More Than 1,000 Properties Still Not Inspected After Alaska Quake

January 11, 2019

About 1,200 properties in the Anchorage area are waiting for damage inspections more than a month after the magnitude 7.0 earthquake shook south-central Alaska, city officials said.

The deadline to apply for a state individual assistance grant is Jan. 29, but city officials said residents do not need the inspection before they submit applications for state or federal disaster aid, the Anchorage Daily News reported Monday.

More than 750 homes and buildings have been determined damaged so far, and minor damage has been found in hundreds more, city officials said. The quake struck 7 miles north of Anchorage on Nov. 30.
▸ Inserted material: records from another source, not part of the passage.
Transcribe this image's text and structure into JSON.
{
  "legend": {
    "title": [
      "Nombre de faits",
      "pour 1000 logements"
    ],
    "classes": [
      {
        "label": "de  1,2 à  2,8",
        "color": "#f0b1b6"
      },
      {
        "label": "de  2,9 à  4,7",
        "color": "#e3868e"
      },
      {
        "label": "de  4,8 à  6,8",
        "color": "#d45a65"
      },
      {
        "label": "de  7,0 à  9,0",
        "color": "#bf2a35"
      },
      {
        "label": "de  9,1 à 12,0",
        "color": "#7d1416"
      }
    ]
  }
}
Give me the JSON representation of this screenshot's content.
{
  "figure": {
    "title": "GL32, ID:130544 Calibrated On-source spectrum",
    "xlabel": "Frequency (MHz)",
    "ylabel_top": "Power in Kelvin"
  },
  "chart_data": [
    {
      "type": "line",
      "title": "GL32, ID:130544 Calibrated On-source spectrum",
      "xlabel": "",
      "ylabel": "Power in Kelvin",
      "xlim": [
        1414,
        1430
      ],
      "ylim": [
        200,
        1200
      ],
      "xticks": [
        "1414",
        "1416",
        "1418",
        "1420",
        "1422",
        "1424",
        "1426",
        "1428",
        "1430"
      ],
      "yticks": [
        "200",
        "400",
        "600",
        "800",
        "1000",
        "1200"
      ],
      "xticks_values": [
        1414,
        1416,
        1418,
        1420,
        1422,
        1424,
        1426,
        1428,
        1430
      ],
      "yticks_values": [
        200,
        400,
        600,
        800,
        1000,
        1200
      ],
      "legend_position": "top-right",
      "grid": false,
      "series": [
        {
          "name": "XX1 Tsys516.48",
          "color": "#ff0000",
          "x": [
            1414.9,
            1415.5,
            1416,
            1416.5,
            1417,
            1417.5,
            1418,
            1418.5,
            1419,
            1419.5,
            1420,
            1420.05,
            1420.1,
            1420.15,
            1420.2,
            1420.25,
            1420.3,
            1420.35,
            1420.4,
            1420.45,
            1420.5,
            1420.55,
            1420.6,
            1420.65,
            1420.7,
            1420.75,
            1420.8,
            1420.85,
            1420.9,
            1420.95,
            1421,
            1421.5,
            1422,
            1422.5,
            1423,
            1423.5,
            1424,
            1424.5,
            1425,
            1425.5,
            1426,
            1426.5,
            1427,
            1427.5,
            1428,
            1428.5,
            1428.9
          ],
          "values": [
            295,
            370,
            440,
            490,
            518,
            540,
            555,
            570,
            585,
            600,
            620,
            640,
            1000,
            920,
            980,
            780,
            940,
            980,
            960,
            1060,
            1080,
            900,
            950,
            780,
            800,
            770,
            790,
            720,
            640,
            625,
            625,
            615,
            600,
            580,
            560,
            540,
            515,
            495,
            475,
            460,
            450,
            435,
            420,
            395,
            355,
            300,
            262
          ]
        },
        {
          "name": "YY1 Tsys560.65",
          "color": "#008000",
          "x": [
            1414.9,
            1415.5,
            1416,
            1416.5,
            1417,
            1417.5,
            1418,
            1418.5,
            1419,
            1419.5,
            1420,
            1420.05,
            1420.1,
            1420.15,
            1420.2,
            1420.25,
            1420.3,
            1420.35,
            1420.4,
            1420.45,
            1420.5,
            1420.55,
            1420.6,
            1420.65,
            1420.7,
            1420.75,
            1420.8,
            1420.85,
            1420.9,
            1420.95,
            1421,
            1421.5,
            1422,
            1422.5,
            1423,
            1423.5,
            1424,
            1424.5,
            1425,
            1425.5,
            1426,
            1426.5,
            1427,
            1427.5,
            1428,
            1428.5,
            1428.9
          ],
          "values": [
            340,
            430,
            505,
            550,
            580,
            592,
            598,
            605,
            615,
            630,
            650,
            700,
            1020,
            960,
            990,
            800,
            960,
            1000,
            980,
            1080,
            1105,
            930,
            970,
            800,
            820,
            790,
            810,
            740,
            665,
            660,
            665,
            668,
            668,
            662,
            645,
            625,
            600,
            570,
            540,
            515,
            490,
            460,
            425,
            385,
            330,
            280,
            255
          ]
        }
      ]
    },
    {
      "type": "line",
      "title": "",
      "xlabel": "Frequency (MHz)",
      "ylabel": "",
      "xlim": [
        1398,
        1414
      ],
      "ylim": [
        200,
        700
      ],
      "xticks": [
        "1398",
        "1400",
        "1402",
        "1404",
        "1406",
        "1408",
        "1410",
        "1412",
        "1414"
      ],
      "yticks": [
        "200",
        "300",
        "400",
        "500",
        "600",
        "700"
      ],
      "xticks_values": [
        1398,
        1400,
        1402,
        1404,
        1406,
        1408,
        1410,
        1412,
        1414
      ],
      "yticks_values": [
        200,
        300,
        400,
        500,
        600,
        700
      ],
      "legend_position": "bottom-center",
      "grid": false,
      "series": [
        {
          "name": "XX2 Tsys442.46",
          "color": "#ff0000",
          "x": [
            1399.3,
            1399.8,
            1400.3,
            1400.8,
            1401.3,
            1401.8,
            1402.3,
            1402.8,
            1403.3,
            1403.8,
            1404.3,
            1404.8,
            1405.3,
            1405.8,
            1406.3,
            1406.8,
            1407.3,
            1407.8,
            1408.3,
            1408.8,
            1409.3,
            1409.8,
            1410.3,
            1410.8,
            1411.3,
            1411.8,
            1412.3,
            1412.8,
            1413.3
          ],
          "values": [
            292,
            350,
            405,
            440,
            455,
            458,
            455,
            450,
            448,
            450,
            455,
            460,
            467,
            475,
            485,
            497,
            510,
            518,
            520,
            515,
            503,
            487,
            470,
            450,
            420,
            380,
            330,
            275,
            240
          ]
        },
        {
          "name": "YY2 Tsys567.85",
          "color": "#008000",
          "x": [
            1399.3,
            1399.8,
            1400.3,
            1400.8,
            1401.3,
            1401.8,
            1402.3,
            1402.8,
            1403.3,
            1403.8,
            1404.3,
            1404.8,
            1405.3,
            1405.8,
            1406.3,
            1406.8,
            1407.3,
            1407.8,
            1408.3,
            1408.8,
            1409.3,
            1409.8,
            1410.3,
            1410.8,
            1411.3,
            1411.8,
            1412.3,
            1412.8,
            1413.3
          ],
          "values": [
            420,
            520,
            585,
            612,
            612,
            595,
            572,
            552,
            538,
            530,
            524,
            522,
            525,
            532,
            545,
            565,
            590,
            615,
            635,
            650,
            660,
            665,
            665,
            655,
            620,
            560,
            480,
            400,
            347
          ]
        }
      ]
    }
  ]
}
While the city is inspecting properties for free, homeowners who can afford the expense might want to consider calling a contractor or private engineer to inspect sooner, said Ross Noffsinger, the city’s acting building official. It could take several months for the building department to work through the inspection backlog, he said.

“We’re triaging the inspections as they come in and getting out to what appears to be the most dangerous ones,” Noffsinger said.

Even if inspectors have not yet confirmed the extent of damage, people should not wait to start an aid application, said Jeremy Zidek, spokesman for the state Division of Homeland Security and Emergency Management. Applications will not be accepted after the deadline.

“We would rather tell people no (than) to have a person pass on an opportunity for assistance because they are unsure what is eligible under our program,” Zidek said.

Grants could provide up to $17,450 to cover damage that affects a person’s ability to live in the home.

The state is sending out teams of inspectors to verify damage reports, Zidek said. If the damage is found to be only cosmetic, the request for aid will be turned down, he said.